Avoiding that obvious purpose, historian John Blaxland  sticks to the script: the war was ‘originally intended to remove al-Qaeda from Afghanistan’. The Lowy Institute’s Rodger Shanahan argues that Afghanistan, for John Howard in 2001 and 2005, ‘ wasn’t a war of choice – you had to do something’. What Australia could have done, and probably did, was ask the Americans after the decline of al-Qaeda in 2011, and the demise of the IS Caliphate in 2018, how much longer the war had to be fought.

If our leaders were told the truth, we could have got out then. If they were told lies, we should have done the same, as should the UK and Canada, whose losses are greater than Australia’s.

But they all knew, because the Afghanistan Papers published by the Washington Post in 2019 revealed to the world that (just as in Vietnam) the US military, along with civilian political leaders, persistently lied to Americans about the state of the war and the prospects for success.
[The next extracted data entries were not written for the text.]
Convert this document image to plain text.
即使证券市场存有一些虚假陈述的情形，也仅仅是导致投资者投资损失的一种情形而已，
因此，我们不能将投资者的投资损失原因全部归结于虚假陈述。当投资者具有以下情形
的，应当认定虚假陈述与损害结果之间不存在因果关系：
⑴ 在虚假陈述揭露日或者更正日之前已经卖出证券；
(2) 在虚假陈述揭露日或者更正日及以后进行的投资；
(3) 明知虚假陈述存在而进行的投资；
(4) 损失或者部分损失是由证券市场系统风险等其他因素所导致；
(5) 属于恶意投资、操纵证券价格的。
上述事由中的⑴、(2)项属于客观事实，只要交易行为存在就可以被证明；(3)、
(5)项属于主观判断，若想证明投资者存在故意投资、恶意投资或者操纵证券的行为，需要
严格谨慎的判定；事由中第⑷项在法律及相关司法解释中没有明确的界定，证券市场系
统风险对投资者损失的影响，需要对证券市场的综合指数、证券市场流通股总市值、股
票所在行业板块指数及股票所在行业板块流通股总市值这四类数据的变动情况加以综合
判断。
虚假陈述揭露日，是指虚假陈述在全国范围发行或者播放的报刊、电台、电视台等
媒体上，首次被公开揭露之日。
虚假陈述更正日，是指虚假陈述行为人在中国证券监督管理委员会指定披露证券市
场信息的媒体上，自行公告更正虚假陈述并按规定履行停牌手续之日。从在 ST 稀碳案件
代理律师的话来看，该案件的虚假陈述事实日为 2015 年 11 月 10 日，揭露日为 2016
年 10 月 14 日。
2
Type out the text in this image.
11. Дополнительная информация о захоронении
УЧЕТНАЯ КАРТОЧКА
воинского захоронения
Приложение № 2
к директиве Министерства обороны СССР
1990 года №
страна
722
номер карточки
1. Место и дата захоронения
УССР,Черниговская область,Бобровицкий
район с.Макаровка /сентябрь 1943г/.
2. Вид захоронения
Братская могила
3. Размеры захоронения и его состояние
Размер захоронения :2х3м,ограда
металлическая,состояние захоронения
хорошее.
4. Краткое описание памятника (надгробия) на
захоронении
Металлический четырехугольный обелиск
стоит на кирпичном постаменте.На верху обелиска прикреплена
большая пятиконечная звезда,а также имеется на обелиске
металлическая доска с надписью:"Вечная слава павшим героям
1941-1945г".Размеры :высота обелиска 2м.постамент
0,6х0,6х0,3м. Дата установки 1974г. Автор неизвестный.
The US will withdraw from Afghanistan the remaining 3,500 of its troops, which peaked in 2011 at 100,000. America has spent US$2 trillion on the war in Afghanistan. US dead total 2,218, with 20,100 injured. In the US, more than 6,000 veterans take their own lives every year — more than 17 a day.

Veterans are reported to be joining ultra-right organisations in significant numbers.

An estimated 241,000 people have died as a direct result of the war, according to Brown University’s Watson Institute for International and Public Affairs and Boston University’s Frederick S. Pardee Center for the Study of the Longer-Range Future.

Withdrawal from Afghanistan doesn’t mean Australia shutting down potential criminal cases. The Brereton report revealed ‘credible information’ of war crimes committed by 25 Australian
soldiers involving the deaths of 39 Afghans, widespread breaches of laws and customs of war, systemic coverups, and a deeply toxic culture within the SAS. Although this could compromise Australia’s record in Afghanistan, Morrison said the troop withdrawal ‘wasn’t the time’ to talk about it, as we concentrated on our war heroes. If the withdrawal process takes from May to September, no time will be appropriate to do so. Are the war crimes to be buried?

If this happens, Australia will have learnt nothing from the Afghanistan war and will be ready and willing to fight the next one. Professor Blaxland expresses the mild hope that In future governments will explain their purpose to Parliament. Citizens should demand more: a debate and a vote in advance of any future expeditionary war.